I didn’t love the comic. I liked the magazine less–perhaps because at this point, Steve Gerber was gone–and he was the rare example of a writer who could make such a high concept, experimental character work. In 1978, Steve took out the ad above and moved his talents to the upstart indie publisher Eclipse to create Destroyer Duck.

Marvel didn’t want to give up on Howard, though (at this point, the movie rights were probably in negotiation–or at least the property was being shopped), so they handed him over to a bunch of other creators in an oversized, quarterly magazine.


(Truth: I only have a couple issues of it, so that, and the fact that I’m exhausted by this character, explain why I’m cramming all 9 issues into a single post. The magazine isn’t so bad, actually.)

Bill Mantlo wrote the stories, and some truly great artists were on board. Michael Golden–one of the unsung heroes of the ’80s–drew stories along with Gene Colan. And look at this art…
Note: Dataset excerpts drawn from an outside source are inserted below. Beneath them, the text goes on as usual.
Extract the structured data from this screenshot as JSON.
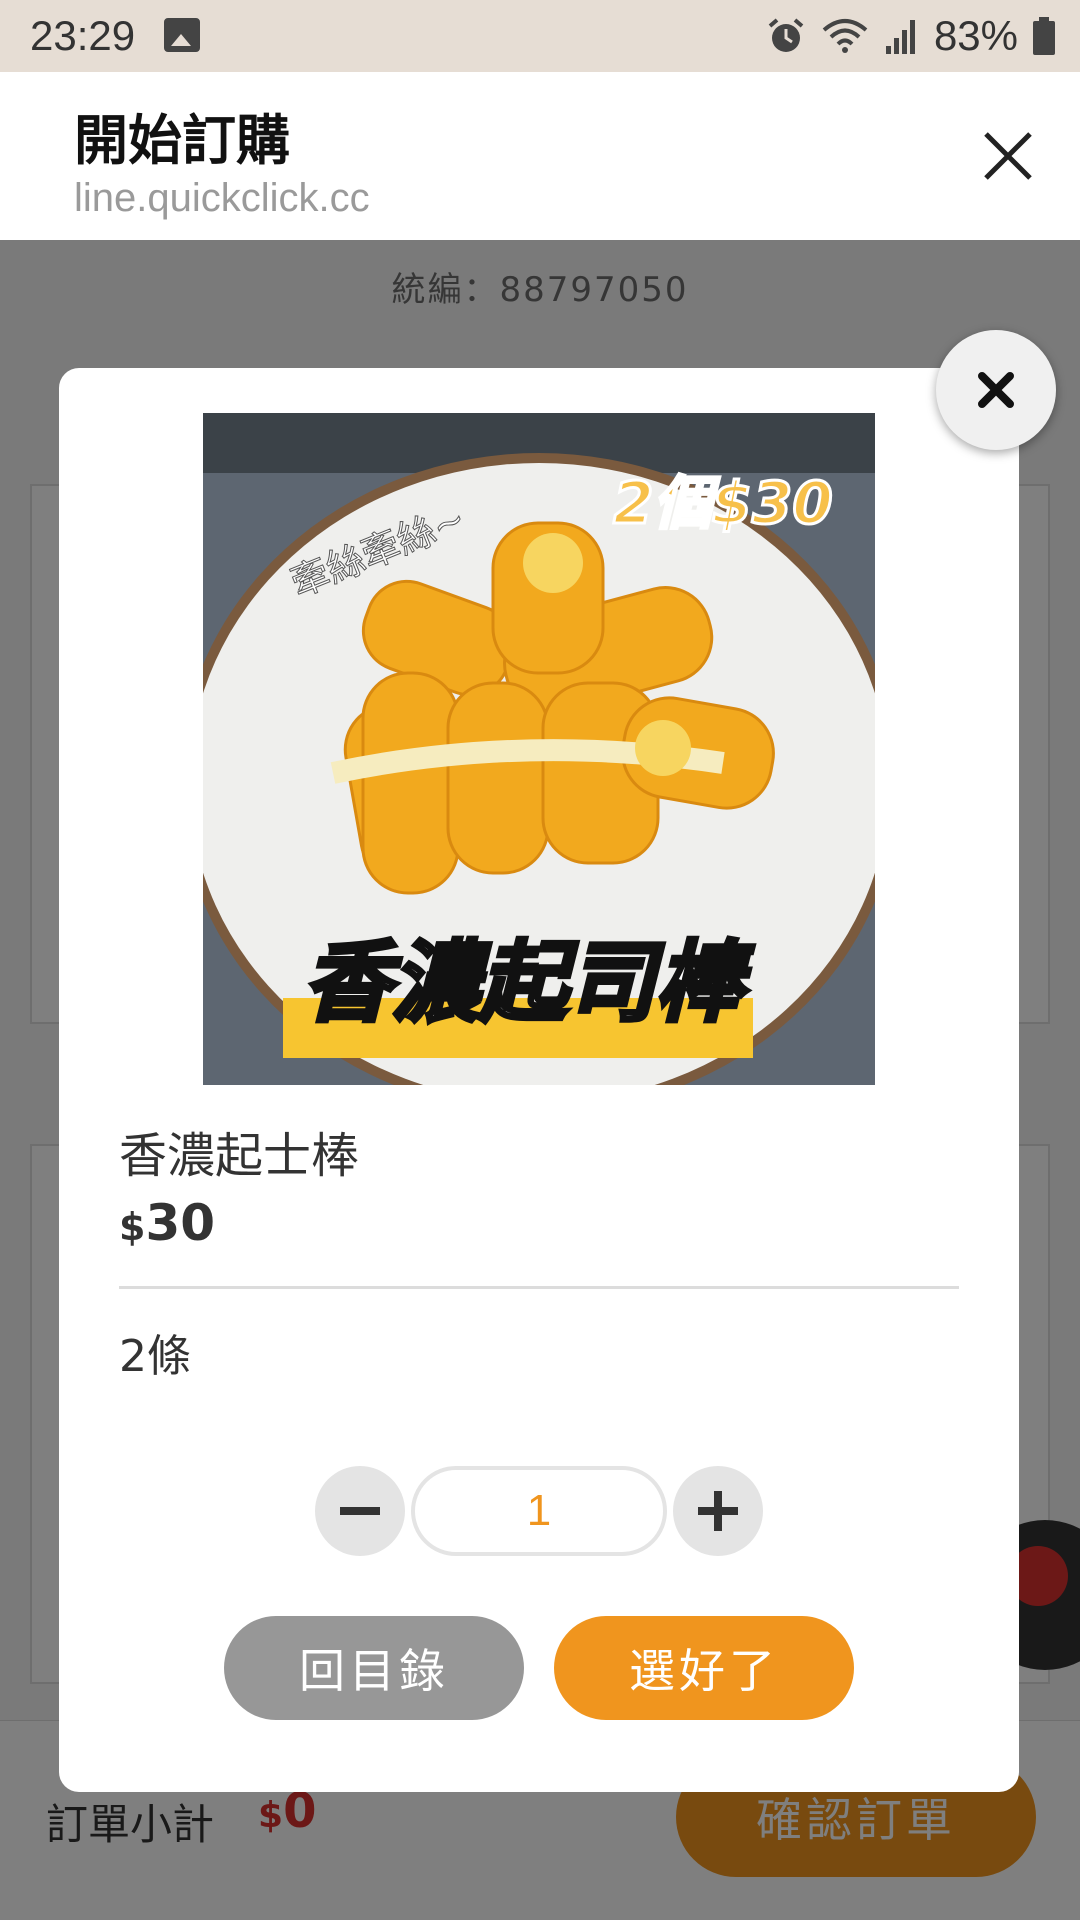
{
  "status_bar": {
    "time": "23:29",
    "battery": "83%",
    "icons": [
      "image-icon",
      "alarm-icon",
      "wifi-icon",
      "signal-icon",
      "battery-icon"
    ]
  },
  "browser": {
    "title": "開始訂購",
    "url": "line.quickclick.cc",
    "close_icon": "close-icon"
  },
  "background_page": {
    "tax_id": "統編：88797050",
    "subtotal_label": "訂單小計",
    "subtotal_currency": "$",
    "subtotal_value": "0",
    "confirm_label": "確認訂單"
  },
  "modal": {
    "close_icon": "close-icon",
    "image_texts": {
      "promo": "2個$30",
      "tagline": "牽絲牽絲~",
      "caption": "香濃起司棒"
    },
    "product_name": "香濃起士棒",
    "currency": "$",
    "price": "30",
    "description": "2條",
    "quantity": "1",
    "back_label": "回目錄",
    "done_label": "選好了"
  },
  "colors": {
    "accent": "#f0951e",
    "status_bar_bg": "#e6ddd4",
    "price_red": "#d9312f",
    "secondary_button": "#979797"
  }
}
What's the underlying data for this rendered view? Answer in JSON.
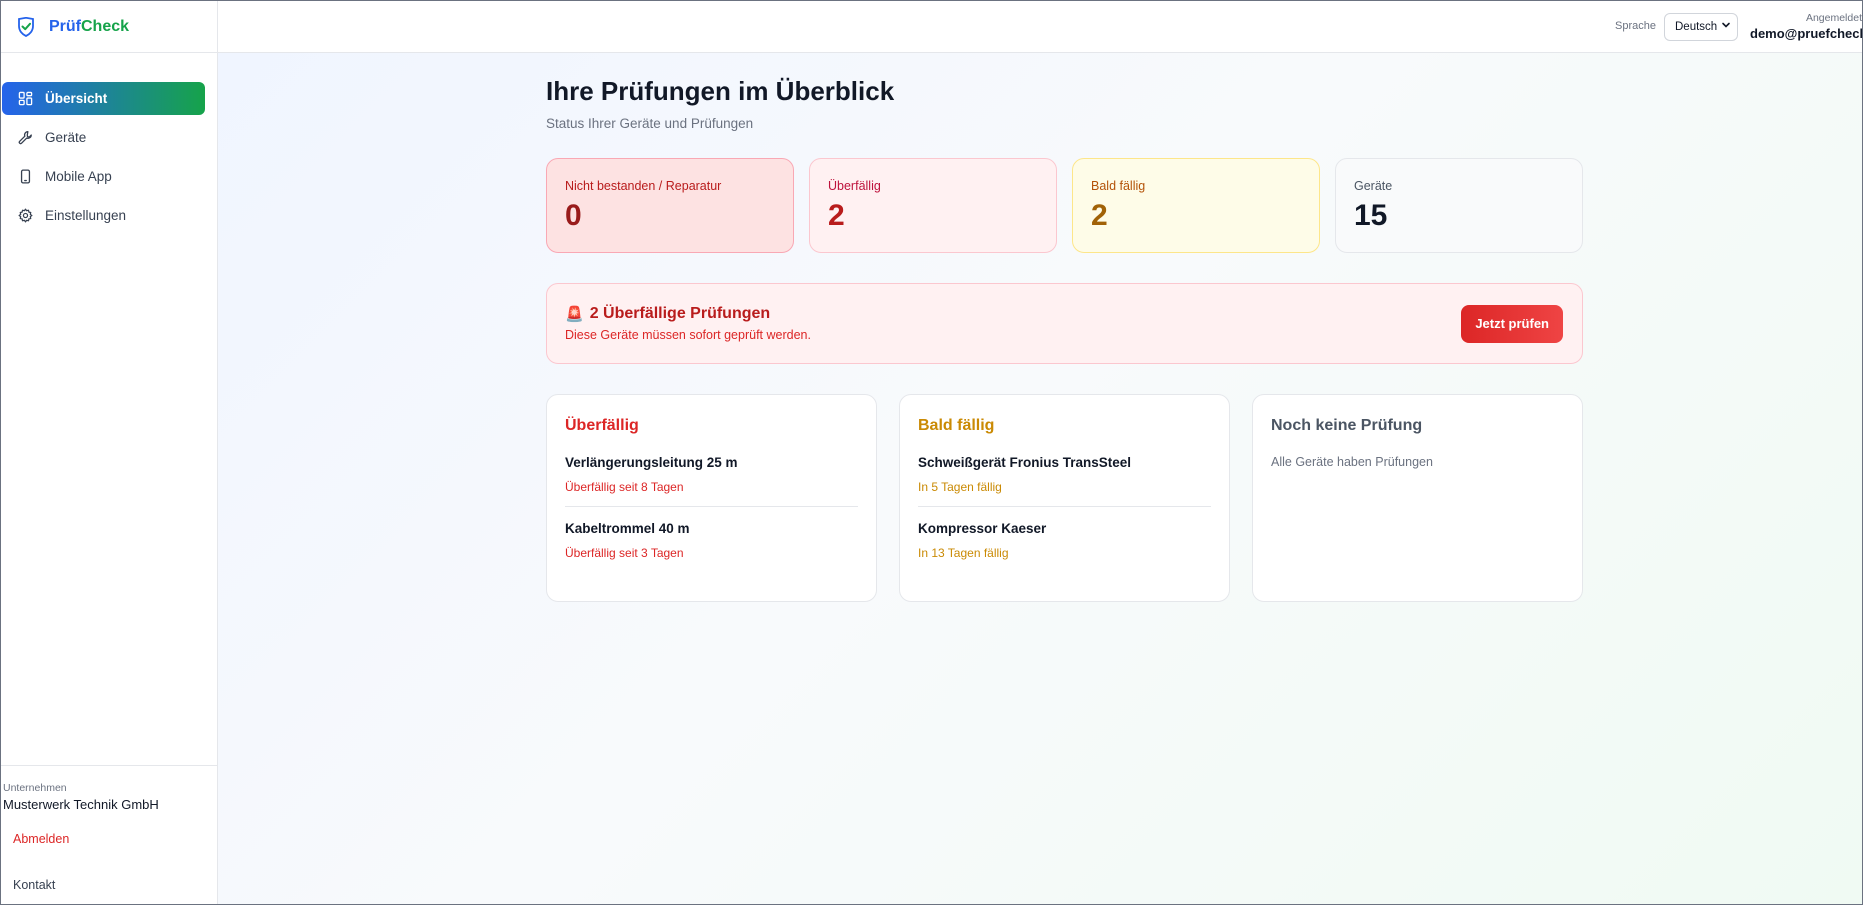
{
  "brand": {
    "name_part1": "Prüf",
    "name_part2": "Check",
    "icon": "shield-check-icon"
  },
  "sidebar": {
    "items": [
      {
        "label": "Übersicht",
        "icon": "grid-icon",
        "active": true
      },
      {
        "label": "Geräte",
        "icon": "wrench-icon",
        "active": false
      },
      {
        "label": "Mobile App",
        "icon": "smartphone-icon",
        "active": false
      },
      {
        "label": "Einstellungen",
        "icon": "gear-icon",
        "active": false
      }
    ],
    "company_label": "Unternehmen",
    "company_name": "Musterwerk Technik GmbH",
    "logout": "Abmelden",
    "contact": "Kontakt"
  },
  "topbar": {
    "language_label": "Sprache",
    "language_value": "Deutsch",
    "user_label": "Angemeldet",
    "user_email": "demo@pruefcheck.de"
  },
  "main": {
    "title": "Ihre Prüfungen im Überblick",
    "subtitle": "Status Ihrer Geräte und Prüfungen",
    "stats": [
      {
        "label": "Nicht bestanden / Reparatur",
        "value": "0",
        "tone": "red"
      },
      {
        "label": "Überfällig",
        "value": "2",
        "tone": "pink"
      },
      {
        "label": "Bald fällig",
        "value": "2",
        "tone": "yellow"
      },
      {
        "label": "Geräte",
        "value": "15",
        "tone": "gray"
      }
    ],
    "alert": {
      "icon": "🚨",
      "title": "2 Überfällige Prüfungen",
      "subtitle": "Diese Geräte müssen sofort geprüft werden.",
      "button": "Jetzt prüfen"
    },
    "cards": {
      "overdue": {
        "title": "Überfällig",
        "items": [
          {
            "name": "Verlängerungsleitung 25 m",
            "status": "Überfällig seit 8 Tagen"
          },
          {
            "name": "Kabeltrommel 40 m",
            "status": "Überfällig seit 3 Tagen"
          }
        ]
      },
      "soon": {
        "title": "Bald fällig",
        "items": [
          {
            "name": "Schweißgerät Fronius TransSteel",
            "status": "In 5 Tagen fällig"
          },
          {
            "name": "Kompressor Kaeser",
            "status": "In 13 Tagen fällig"
          }
        ]
      },
      "none": {
        "title": "Noch keine Prüfung",
        "empty": "Alle Geräte haben Prüfungen"
      }
    }
  },
  "colors": {
    "primary_blue": "#2563eb",
    "primary_green": "#16a34a",
    "danger": "#dc2626",
    "warning": "#ca8a04"
  }
}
…Yes. Just a few more “strokes.” (Here’s what he actually drew:)

This magazine is actually pretty good at times.

A lot of it involved world-hopping, and honestly, Howard the Duck is a great character to do that, given that his tagline is about being “trapped in a world he never made.”

He meets Red Sonja.

Some of it takes place on Howard’s home planet.

Where, apparently, Howard is a God.

He meets Santa.

By the end of the book, Howard became a vampire at the hands of Dracula and then met other versions of himself (and duck versions of 616 characters) as he hopped across alternate Earths, via..

…Man-Thing’s swamp.

John Byrne did a pin-up where Howard meets the Living Mummy.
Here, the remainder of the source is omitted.